A "insurreição literária" dois dois Andrades - Mário e Oswald - foi antes de tudo um movimento contra Coelho Neto. Tanto assim, que tudo que tenha sido validamente escrito naquele tempo sobre o Brasil - Os Sertões, de Euclides da Cunha, a radiografia da sociedade do Segundo Reinado feita pela ficção de Machado de Assis, a obra de Hugo de Carvalho Ramos, de Lima Barreto e de Monteiro Lobato - foi solenemente ignorado pelos alegres rapazes de 22. Muitos anos depois, o papa do modernismo, Oswald de Andrade confessou: "Sou um palhaço da burguesia". E acrescentou que para ele o oposto do burguês não era o operário, mas o boêmio. Esta confissão é o seu melhor retrato intelectual.

Lima Barreto, no Rio, e Afonso Schmidt, em São Paulo, foram os únicos autores que trataram do povo como tema literário - por isso mesmo ficaram fora do pagode modernista. Quando se pensa que Marinetti, o caixeiro viajante de Mussolini, foi o reitor da Semana, não se precisa dizer mais nada sobre essa jornada de otários.
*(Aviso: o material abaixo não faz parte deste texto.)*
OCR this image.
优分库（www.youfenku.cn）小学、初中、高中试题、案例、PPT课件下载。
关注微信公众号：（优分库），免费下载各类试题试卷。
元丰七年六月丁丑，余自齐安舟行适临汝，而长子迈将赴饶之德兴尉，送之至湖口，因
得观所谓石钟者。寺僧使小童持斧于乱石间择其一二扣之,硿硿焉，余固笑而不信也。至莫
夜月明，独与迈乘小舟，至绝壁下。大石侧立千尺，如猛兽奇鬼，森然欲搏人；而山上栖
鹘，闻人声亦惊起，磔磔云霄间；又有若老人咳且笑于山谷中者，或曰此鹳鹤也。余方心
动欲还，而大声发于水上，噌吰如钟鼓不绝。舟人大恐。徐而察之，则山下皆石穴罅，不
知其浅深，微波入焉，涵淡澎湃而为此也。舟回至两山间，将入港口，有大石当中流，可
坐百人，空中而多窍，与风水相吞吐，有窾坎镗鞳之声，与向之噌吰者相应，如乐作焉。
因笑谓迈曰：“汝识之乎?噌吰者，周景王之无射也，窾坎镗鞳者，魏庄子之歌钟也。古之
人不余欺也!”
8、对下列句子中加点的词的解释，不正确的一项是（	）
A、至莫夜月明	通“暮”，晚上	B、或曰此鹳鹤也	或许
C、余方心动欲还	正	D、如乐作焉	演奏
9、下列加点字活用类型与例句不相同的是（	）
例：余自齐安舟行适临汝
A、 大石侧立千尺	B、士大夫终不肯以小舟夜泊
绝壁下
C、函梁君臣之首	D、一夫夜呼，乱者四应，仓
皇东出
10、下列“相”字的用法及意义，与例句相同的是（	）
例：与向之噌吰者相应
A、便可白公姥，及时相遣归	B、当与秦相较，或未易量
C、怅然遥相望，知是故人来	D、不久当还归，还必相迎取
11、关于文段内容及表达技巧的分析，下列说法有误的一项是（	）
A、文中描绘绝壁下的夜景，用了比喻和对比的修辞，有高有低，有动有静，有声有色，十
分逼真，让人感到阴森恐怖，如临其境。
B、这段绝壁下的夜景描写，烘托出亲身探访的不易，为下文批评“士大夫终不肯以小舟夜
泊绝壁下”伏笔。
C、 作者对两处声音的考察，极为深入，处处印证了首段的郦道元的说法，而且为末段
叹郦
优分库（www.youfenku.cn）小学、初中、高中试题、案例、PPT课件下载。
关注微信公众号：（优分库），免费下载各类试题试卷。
Tendo preservado a sua dignidade literária, passando ao largo da mistificação de 22, Raul de Leoni realizou uma obra integrada na literatura viva e não na história literária, cemitério de tantos autores insignificantes."

***

Apesar de discordar do tom iracundo de Oliveira acerca do Movimento Modernista, não posso negar que o foco dado aos autores da Semana é injusto - artisticamente, principalmente - e beira uma ode à suntuosidade de uma data, não à arte, em si. É inegável a importância histórica do movimento dos Andrades, mas questionável é a sua característica de, como pontuou Mário Chamie "ser uma vanguarda anti-vanguarda", pois juntou autores de várias vertentes para separá-los depois, esparsos em um nada chamado "liberdade" (que, na verdade, sabemos que é falaciosa, já que sempre haverá um gosto e um momento imperativo).
Não somente no período de 1922 até atualmente, mas também um pouco antes da Semana, tivemos tantos bons escritores e poetas, mas todos perdidos em um limbo, já que acima há, na tentativa de temporalizar algo que não deve ser temporal, a eterna baliza, certamente um espectro, do modernismo indicando o que fazer ou não em nossa literatura.